Unless, of course, she buys you dinner all the time, but I don't think that's happening, from what I read. Or, if you have a good-paying job and she's unemployed, in which case I still don't think it's a good idea to spend all your money on her--it just makes more sense that you're doing it.
But like Frozenserpent (great name for a relationship thread, huh?) says, bring it up with her. If you've been good friends for so long, you can easily take it to the next level. Well, usually: Some girls will be very resistive to that, even though you get along so well. I guess the best you can do then is back off, and show her that being your girlfriend is fun and not at all scary.

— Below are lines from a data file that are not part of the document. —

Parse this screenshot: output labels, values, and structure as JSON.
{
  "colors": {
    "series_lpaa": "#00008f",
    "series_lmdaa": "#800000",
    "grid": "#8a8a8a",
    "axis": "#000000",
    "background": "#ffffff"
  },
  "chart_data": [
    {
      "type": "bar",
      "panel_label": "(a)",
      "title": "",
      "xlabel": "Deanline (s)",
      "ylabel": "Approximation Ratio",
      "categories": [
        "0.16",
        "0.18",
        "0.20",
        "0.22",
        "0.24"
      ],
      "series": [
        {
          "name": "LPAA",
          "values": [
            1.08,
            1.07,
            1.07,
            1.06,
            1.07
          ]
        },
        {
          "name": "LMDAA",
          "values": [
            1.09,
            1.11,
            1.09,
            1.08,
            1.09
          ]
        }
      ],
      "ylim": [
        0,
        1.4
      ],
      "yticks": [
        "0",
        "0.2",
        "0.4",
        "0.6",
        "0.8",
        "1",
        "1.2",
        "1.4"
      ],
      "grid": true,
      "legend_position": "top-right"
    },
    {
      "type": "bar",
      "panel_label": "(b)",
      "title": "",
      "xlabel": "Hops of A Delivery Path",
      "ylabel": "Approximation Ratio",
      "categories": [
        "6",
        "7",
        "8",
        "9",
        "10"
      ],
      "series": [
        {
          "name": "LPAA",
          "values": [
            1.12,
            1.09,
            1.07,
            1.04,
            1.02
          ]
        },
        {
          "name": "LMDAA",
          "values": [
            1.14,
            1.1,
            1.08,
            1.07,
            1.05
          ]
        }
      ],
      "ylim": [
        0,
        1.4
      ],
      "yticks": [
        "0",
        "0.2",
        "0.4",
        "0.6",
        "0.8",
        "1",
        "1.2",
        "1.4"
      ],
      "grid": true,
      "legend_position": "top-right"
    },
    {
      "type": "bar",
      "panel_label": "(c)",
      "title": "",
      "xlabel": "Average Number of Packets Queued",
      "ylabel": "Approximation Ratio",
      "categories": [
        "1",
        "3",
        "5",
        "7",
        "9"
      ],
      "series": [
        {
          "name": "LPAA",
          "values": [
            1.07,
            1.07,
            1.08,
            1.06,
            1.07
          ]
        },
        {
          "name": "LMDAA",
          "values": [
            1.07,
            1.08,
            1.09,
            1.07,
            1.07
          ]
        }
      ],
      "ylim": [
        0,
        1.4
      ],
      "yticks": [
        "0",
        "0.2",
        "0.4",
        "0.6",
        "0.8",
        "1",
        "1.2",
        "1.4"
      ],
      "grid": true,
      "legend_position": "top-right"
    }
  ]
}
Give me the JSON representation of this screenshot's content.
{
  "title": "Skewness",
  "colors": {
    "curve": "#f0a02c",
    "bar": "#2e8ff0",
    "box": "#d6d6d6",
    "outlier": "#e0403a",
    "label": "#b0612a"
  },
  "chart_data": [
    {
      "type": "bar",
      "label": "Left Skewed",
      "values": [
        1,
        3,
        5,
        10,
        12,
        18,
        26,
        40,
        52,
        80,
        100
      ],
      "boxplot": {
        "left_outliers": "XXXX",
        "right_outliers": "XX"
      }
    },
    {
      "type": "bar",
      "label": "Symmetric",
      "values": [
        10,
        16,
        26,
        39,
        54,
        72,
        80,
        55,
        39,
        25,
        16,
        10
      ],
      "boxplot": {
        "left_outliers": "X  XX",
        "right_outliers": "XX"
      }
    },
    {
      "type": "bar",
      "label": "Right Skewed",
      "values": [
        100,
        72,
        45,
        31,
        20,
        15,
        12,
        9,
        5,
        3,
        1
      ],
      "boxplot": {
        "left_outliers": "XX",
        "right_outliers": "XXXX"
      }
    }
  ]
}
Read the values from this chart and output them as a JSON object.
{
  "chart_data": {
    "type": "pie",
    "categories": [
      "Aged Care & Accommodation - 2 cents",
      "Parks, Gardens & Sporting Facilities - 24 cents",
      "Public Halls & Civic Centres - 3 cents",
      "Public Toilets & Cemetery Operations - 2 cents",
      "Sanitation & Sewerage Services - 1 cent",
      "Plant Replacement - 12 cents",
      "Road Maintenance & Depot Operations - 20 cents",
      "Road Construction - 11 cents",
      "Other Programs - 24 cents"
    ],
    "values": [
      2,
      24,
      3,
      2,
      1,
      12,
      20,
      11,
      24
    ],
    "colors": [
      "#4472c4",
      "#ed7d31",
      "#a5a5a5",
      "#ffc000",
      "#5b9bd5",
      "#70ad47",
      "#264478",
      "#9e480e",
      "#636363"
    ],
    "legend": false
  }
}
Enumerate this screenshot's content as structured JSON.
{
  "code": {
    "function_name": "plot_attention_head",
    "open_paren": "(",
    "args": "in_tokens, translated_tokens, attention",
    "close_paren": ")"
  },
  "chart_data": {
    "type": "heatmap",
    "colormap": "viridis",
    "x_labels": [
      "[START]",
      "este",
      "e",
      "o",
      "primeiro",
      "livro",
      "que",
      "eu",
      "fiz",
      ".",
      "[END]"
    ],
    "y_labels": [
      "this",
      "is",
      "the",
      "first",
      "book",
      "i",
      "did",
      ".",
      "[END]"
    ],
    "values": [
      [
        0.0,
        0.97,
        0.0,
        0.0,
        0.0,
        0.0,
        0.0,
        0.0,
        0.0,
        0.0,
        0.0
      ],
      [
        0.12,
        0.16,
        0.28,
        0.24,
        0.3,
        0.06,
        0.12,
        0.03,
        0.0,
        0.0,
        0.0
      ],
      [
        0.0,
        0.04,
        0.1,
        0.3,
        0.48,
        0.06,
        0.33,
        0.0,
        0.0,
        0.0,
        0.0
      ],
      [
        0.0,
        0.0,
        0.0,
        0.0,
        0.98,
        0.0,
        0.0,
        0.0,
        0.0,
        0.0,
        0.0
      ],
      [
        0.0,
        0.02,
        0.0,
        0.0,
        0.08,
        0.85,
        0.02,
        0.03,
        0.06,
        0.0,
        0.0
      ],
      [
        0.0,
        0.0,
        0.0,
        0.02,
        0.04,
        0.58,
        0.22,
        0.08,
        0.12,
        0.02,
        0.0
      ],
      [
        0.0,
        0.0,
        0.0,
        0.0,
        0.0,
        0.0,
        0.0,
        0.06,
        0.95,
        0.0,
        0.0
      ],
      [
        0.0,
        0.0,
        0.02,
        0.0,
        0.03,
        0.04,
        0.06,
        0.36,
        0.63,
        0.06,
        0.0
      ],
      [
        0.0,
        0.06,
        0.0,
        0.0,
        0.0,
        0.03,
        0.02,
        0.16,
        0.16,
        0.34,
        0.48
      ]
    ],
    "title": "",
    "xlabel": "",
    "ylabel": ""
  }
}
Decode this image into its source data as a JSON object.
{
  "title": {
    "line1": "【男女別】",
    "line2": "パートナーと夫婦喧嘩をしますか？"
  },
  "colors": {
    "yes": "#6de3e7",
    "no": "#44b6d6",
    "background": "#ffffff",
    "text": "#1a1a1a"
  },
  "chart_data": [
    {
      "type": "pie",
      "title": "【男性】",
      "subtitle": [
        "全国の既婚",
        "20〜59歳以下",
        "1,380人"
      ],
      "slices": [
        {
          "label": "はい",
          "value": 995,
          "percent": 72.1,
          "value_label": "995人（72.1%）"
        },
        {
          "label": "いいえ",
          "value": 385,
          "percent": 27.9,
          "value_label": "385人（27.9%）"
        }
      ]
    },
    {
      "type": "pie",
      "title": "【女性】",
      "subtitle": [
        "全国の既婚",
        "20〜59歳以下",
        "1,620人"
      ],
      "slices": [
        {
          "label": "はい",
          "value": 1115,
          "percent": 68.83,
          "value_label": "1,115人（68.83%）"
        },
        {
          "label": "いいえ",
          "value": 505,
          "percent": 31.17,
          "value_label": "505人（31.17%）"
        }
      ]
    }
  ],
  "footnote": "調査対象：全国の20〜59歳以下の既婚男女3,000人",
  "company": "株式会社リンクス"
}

And unless there are extenuating circumstances, stop buying her all this stuff. If you're afraid that she's only friends with you because you buy her things, well, I guess that could be true. I think you should take the chance that that isn't the case, because such a lopsided friendship is not good for you.
This is a bit of reversal: I'm usually telling guys to be nicer to girls, and here I'm telling a guy to stick up for himself.
Good luck.
Jammer is going somewhere with not paying for girls.
Don't be thinking that girls won't be taking advantage for you because they have higher ethics than that.
Think about it. If some girl you don't like offers to buy you dinner, would you go:
"I don't really like this girl, so I'm going to reject this free dinner."
Yeah, ok buddy.
The reason why I say wrong answer to these guys is that you will be falling for one of the biggest traps of your life if you ask her out at this point so blatantly.
First off... whenever you meet a girl for the first time, in the first few minutes of the interaction, they will decide whether or not you will be a potential lover or a friend.
Changing a lover to a friend is very easy. Changing a friend to a lover isn't.
I'm not saying it's not possible, but you have a lot easier time meeting a brand new girl than going with this current girl.
You saw her for Four years, and you continually buy things for her. This is bad. Very bad.
She says she likes it because she doesn't have to spend her own money? Wow. A potential gold digger? Maybe.
You are already so deep in the friend zone at this point that asking at this point will lead her to say "Let's just be friends".
There is a difference of friends and "just friends".
I've had guys tell me
"But she is the one in my life. I need to know what to do in this situation."
You've got to smell the roses buddy, to be able to get into a relationship with this specific girl will be dangerous not just to your mental health but to your wallet.
If you already set the dynamics of the relationship beforehand of buying her things, you will CONTINUALLY buy her things.
It's just stupid social programming brainwashing guys to buy affection for women.
But listen, most girls hate it when guys buy them things. Sure, maybe the first date or so is acceptable, but beyond that is just too much.
I have girls buying me more things than me buying her things. Whenever it comes to meals, we switch off every time. I don't have the money to be spending luxury dinners every night for each different girl, otherwise all my money will go down the drain.
Let me just tell you something about "the special girl" in your life. To me, there is really no such thing as the "one". It's just a type of girl that fits better for you than others. Trust me, you can find plenty of the "one" in other places.
The only thing that could potentially get you two together is if you spend some time away from each other. Start seeing new girls. If that girl sees you with other girls, she will realize that you are wanted by other girls. Girls want what other girls want. Same thing with guys too.
She will start to see you in a different light, and approach you differently.
But all in all, you should just keep her as a friend. Move on and see other girls and STOP BUYING WOMEN AFFECTION.
If you can't move on, if you are in head soak with tears for her, then go for it. Ask her out. If she says yes, wonderful. But, if she says that "we should just be friends" then just move on and don't cry about it. Learn from this. If what you did made her reject you, then what do you need to do to change? Stop buying girls dinner and gifts all the time? That sounds like a start.
And my credentials?
I'm 19, but I don't like to kiss and tell. That's confidential material. Plus, I really don't give a **** to tell the world how many girls I've laid. My relationships with women are for me and her only, not for others.